While Fabergé is primarily a jeweller, it recently came under new ownership and now some new visions in the company have lead them down the road of watchmaking, not that we are going to complain about that of course. That’s because we get to see the new Visionnaire Chronograph from Fabergé, the first watch to make use of the new Agengraphe C.6361 movement developed by Agenhor. Yes, you’re right, it is that Agengraphe movement from that company called Agenhor. The reason we didn’t cover the Agengraphe in any particular detail was simple, pretty much everyone else was doing that. That meant that if we covered it as well we would just be repeating the same thing you’d already learned from other websites only in our own words, instead we focused on our vintage series.

To put it this way, the main benefit for other watchmakers of the Agengraphe movement is that there is a large hole at the centre of the movement, allowing the purchaser of said movement to add in their own complications or decorations as they so wish.
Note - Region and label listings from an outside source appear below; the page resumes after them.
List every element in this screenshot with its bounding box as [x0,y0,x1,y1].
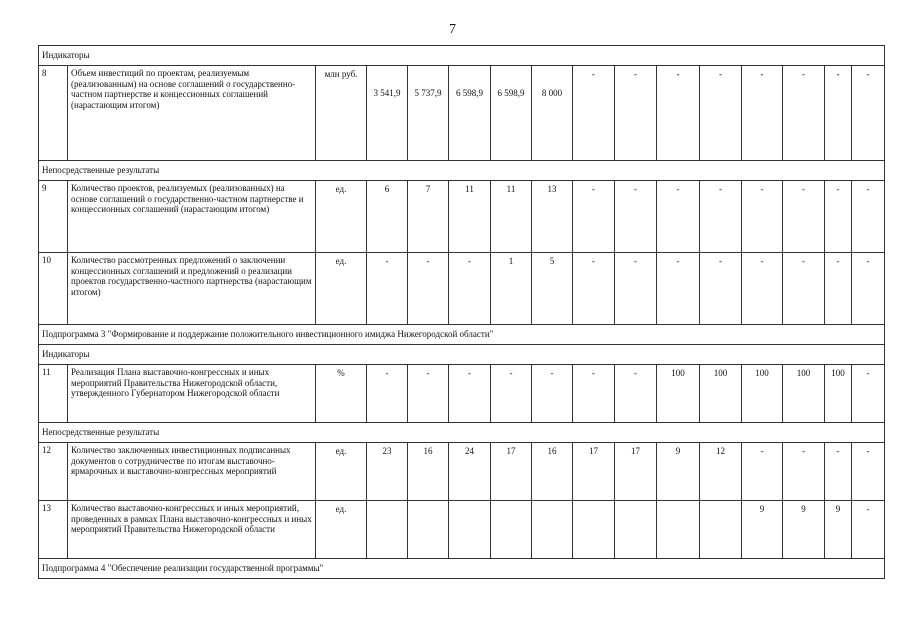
value-cell: - [532,365,573,423]
value-cell: - [573,365,615,423]
section-heading: Индикаторы [39,46,885,66]
value-cell [573,501,615,559]
value-cell: 8 000 [532,66,573,161]
indicator-name: Количество выставочно-конгрессных и иных мероприятий, проведенных в рамках Плана выставочно-конгрессных и иных мероприятий Правительства Нижегородской области [68,501,316,559]
value-cell: 100 [700,365,742,423]
value-cell: - [408,365,449,423]
value-cell: - [852,443,885,501]
value-cell: - [367,365,408,423]
value-cell [532,501,573,559]
value-cell: 12 [700,443,742,501]
row-number: 13 [39,501,68,559]
section-row [39,46,885,66]
value-cell: 13 [532,181,573,253]
value-cell: - [852,501,885,559]
value-cell: - [449,253,491,325]
value-cell: 3 541,9 [367,66,408,161]
value-cell: - [449,365,491,423]
unit-cell: % [316,365,367,423]
value-cell: 9 [825,501,852,559]
row-number: 12 [39,443,68,501]
value-cell: - [852,66,885,161]
value-cell [615,501,657,559]
unit-cell: ед. [316,253,367,325]
value-cell: - [783,253,825,325]
value-cell: 9 [783,501,825,559]
value-cell: - [852,181,885,253]
value-cell: - [657,66,700,161]
value-cell: - [852,365,885,423]
value-cell: - [367,253,408,325]
row-number: 10 [39,253,68,325]
value-cell: 11 [491,181,532,253]
indicator-name: Количество заключенных инвестиционных подписанных документов о сотрудничестве по итогам выставочно-ярмарочных и выставочно-конгрессных мероприятий [68,443,316,501]
value-cell: 16 [408,443,449,501]
value-cell: - [573,66,615,161]
value-cell: - [852,253,885,325]
value-cell: - [615,66,657,161]
section-heading: Непосредственные результаты [39,161,885,181]
value-cell: 6 [367,181,408,253]
value-cell: - [657,253,700,325]
value-cell [367,501,408,559]
value-cell: - [615,181,657,253]
value-cell [657,501,700,559]
value-cell: 23 [367,443,408,501]
value-cell: - [408,253,449,325]
value-cell: 100 [742,365,783,423]
value-cell: 5 [532,253,573,325]
value-cell [700,501,742,559]
value-cell: 9 [742,501,783,559]
value-cell: 100 [825,365,852,423]
table-row [39,501,885,559]
value-cell: 17 [491,443,532,501]
table-row [39,66,885,161]
value-cell [491,501,532,559]
value-cell [449,501,491,559]
row-number: 8 [39,66,68,161]
unit-cell: ед. [316,181,367,253]
value-cell: - [825,66,852,161]
value-cell: - [615,365,657,423]
table-row [39,365,885,423]
indicators-table [38,45,885,579]
section-heading: Индикаторы [39,345,885,365]
section-row [39,423,885,443]
value-cell: - [825,253,852,325]
value-cell: 24 [449,443,491,501]
value-cell: 9 [657,443,700,501]
indicator-name: Реализация Плана выставочно-конгрессных и иных мероприятий Правительства Нижегородской области, утвержденного Губернатором Нижегородской области [68,365,316,423]
section-row [39,325,885,345]
value-cell: 6 598,9 [491,66,532,161]
value-cell: - [825,443,852,501]
value-cell: - [742,253,783,325]
value-cell: - [783,443,825,501]
indicator-name: Количество рассмотренных предложений о заключении концессионных соглашений и предложений о реализации проектов государственно-частного партнерства (нарастающим итогом) [68,253,316,325]
value-cell: 11 [449,181,491,253]
page-number: 7 [449,22,456,37]
unit-cell: ед. [316,443,367,501]
indicator-name: Объем инвестиций по проектам, реализуемым (реализованным) на основе соглашений о государственно-частном партнерстве и концессионных соглашений (нарастающим итогом) [68,66,316,161]
value-cell: - [742,181,783,253]
indicator-name: Количество проектов, реализуемых (реализованных) на основе соглашений о государственно-частном партнерстве и концессионных соглашений (нарастающим итогом) [68,181,316,253]
value-cell: - [615,253,657,325]
value-cell: - [700,253,742,325]
value-cell: 100 [783,365,825,423]
section-row [39,559,885,579]
value-cell: - [742,443,783,501]
value-cell: - [825,181,852,253]
section-row [39,345,885,365]
section-heading: Непосредственные результаты [39,423,885,443]
value-cell: 7 [408,181,449,253]
value-cell: 5 737,9 [408,66,449,161]
section-row [39,161,885,181]
value-cell [408,501,449,559]
section-heading: Подпрограмма 3 "Формирование и поддержание положительного инвестиционного имиджа Нижегородской области" [39,325,885,345]
value-cell: - [700,181,742,253]
unit-cell: ед. [316,501,367,559]
value-cell: 16 [532,443,573,501]
value-cell: - [657,181,700,253]
value-cell: 17 [573,443,615,501]
row-number: 11 [39,365,68,423]
value-cell: - [573,253,615,325]
value-cell: - [573,181,615,253]
value-cell: 6 598,9 [449,66,491,161]
value-cell: 17 [615,443,657,501]
table-row [39,181,885,253]
table-row [39,443,885,501]
unit-cell: млн руб. [316,66,367,161]
row-number: 9 [39,181,68,253]
value-cell: 1 [491,253,532,325]
value-cell: - [700,66,742,161]
value-cell: - [491,365,532,423]
value-cell: - [783,181,825,253]
value-cell: - [783,66,825,161]
value-cell: - [742,66,783,161]
value-cell: 100 [657,365,700,423]
table-row [39,253,885,325]
section-heading: Подпрограмма 4 "Обеспечение реализации государственной программы" [39,559,885,579]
Any complications added are supported by a built-in system that allows the movement to power them right out of the box. As we see in the Visionnaire Chronograph, which places the chronograph itself at the centre of the dial and the time hands on the periphery. 

What I think I like most about the chronograph layout is that it’s a Shakespeare script where there’s a play within the play itself, except this time it’s a watch within a watch. I say this simply because, thanks to the layout of the Visionnaire watches, there is a big space in the middle of the timepiece where the chronograph counters sit. Regular subdials have been pushed away in favour of traditional hands pointing to chronograph scales, meanwhile, the time hands orbit these at their own pace bringing a unique sense of depth to the watch.

To bring Fabergé into the modern era, the Visionnaire Chronograph will be offered in two different options, rose gold and titanium or black ceramic with titanium, featuring the design we have come to know and what to expect of the Visionnaire line over the past couple of years. In certain lights, the caseback reveals a secret engraving as a respect for the unfinished (thanks to the Russian Revolution of 1917) Fabergé Constellation egg. The movement has a 60-hour power reserve to it and a modest 21,600 bph run speed. Each watch will be presented on a leather strap with an 18K rose gold and titanium folding clasp signed by Fabergé, deliveries of the watches to clients are expected to begin in November and, in true Fabergé style, there currently is no price on this model (but expect it to be steep).